US investigators are attempting to ascertain whether the pilots of the crashed UPS Airbus A300-600 freighter used crew rest areas at Louisville before departing on the ill-fated flight.
The crew had been on an overnight duty, operating Rockford-Peoria-Louisville, with Birmingham as the next destination. The aircraft crashed short of runway 18 at Birmingham as it approached in darkness on 14 August.
As part of routine procedure the National Transportation Safety Board is looking into the 72h history of the crew, to assess their rest patterns.
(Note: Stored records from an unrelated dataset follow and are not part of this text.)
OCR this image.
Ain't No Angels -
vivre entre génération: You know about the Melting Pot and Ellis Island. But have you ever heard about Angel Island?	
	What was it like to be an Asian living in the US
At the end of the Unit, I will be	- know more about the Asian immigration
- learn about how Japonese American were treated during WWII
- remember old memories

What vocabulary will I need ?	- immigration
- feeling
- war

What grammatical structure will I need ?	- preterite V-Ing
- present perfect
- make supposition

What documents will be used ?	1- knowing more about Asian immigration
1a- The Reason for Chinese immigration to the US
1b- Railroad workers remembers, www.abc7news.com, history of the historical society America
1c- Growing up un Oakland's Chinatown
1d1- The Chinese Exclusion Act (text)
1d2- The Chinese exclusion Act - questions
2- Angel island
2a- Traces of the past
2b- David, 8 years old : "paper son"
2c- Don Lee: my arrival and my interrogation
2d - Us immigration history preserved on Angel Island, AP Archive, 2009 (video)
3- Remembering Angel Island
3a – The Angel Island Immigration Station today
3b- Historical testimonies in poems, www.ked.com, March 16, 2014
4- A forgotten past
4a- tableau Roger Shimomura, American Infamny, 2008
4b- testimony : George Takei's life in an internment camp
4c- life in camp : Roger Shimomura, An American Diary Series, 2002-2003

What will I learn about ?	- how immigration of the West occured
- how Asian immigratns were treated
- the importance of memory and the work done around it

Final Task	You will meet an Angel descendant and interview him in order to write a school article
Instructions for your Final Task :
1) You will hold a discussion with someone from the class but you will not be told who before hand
"We know that they obtained keys for the sleep rooms in Louisville," says NTSB board member Robert Sumwalt, adding that the crew "signed out" the keys. "We want to see if we can determine if they actually used those rooms."
Information from the flight-data recorder shows the autopilot was engaged "until the last second of recorded data" from the instrument, says Sumwalt, while the autothrottle remained activated. But he points out that the flight-data recording ended several seconds before that of the cockpit-voice recorder.
Flight-control inputs "correlate" with the positions of the flight-control surfaces, says Sumwalt, while the engine parameters indicate normal powerplant operation.
The recording also indicates that the aircraft was "tracking" the selected airspeed of 140kt, which is "consistent" with the expected approach speed, he says.
Investigators will perform a flight test with a UPS A300 over the next few weeks to examine how the instrument approach procedure is flown.
But checks on Birmingham's precision-approach path indicator lamps - which provide a visual guide that pilots are on the correct glidepath - have shown that they were set to within 0.01° of their proper alignment.
Two surveillance cameras, one at the airport and the other at the adjacent Air National Guard station, captured images of the fire after the crash. Sumwalt says the NTSB has yet to determine whether they also recorded the accident.